Era la hora de otra exfoliación, la corporal. No sabía que un ser humano llevara en su piel tantos folios. Me empezaron a untar el chocolate con un masaje relajante que le quita a uno los nudos de la espalda. Fue el mejor intento por relajarme, seguido de anímicas frases como: "No, no, no, don Mauricio…Estás muy tenso". Con ese tipo de comentarios la rigidez involuntaria de mi entrepierna se me pasó a todo el cuerpo. Simplemente me estresé por pensar que mi vida está llena de estrés. Afortunadamente, me acordé de que el chocolate tiene en el ser humano efectos similares a los de la marihuana. Así que levanté la mano, estiré un dedo, saqué la lengua y procedí a chupetearme. Terminé mucho más rígido con el grito de Luisa advirtiéndome que no me fuera a lamer porque ese chocolate que usan en las chocolaterapias es chocoscrub, un chocolate cosmético hecho a base de cacao no comestible y que si lo hacía, iba a terminar usando la bacinilla que tenía en la cara.

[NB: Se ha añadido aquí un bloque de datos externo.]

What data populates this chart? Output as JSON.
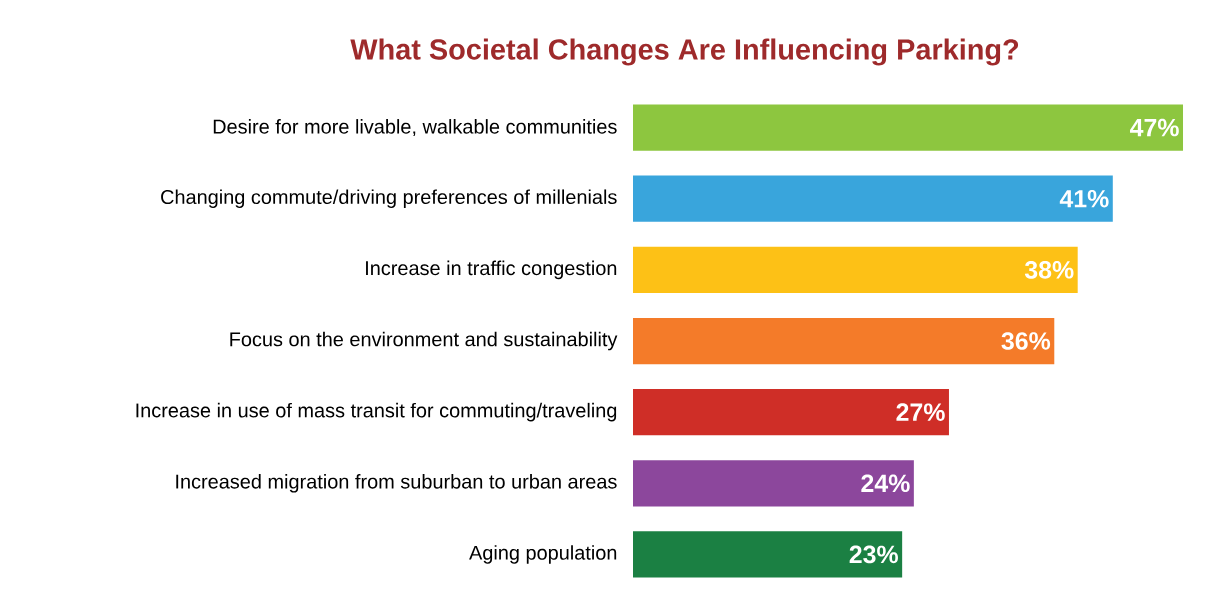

Envuelto entre plásticos y con una manta térmica sobre mi cuerpo, me dejaron morir durante 20 minutos por lado y lado. Recordaba los consejos de mi abuelita, quien me decía que el chocolate había que dejarlo hervir por lo menos tres veces. El efecto invernadero de ese lugar bajo el sol me hacía sentir como un fondue de chocolate revuelto con sudor. Y para acabar de sacarme la roca, me pusieron piedras volcánicas que por su temperatura, parecían extraídas de la olla paisa que tenían entre el sauna. No me aguanté más y les rogué para que me sacaran de ahí. Para evitar que los clientes del salón y del spa oyeran mis lamentaciones moribundas, me sacaron, me dieron otro jugo y me metieron entre la camilla de lodos, un lavaplatos gigante donde me bañaron como perro en veterinario. Luego, de premio, me metieron entre un jacuzzi de agua tibia al que le echaron jabón espumoso de pulpa de frutas. Muy espumoso. Tanto, que en pocos minutos me sentía entre una lavadora. Les dije que ya me quería ir pero una de ellas me advirtió que ya venía el aperitivo. En menos de dos minutos se aparecieron Luisa y Lorena con una copa de vino tinto frío y con algo que complementa muy bien el chocolate: queso. Acompañándolo con kiwis, fresas, jamón y mandarina, mi chocolaterapia estaba llegando a su final y mi guayaboterapia apenas estaba empezando.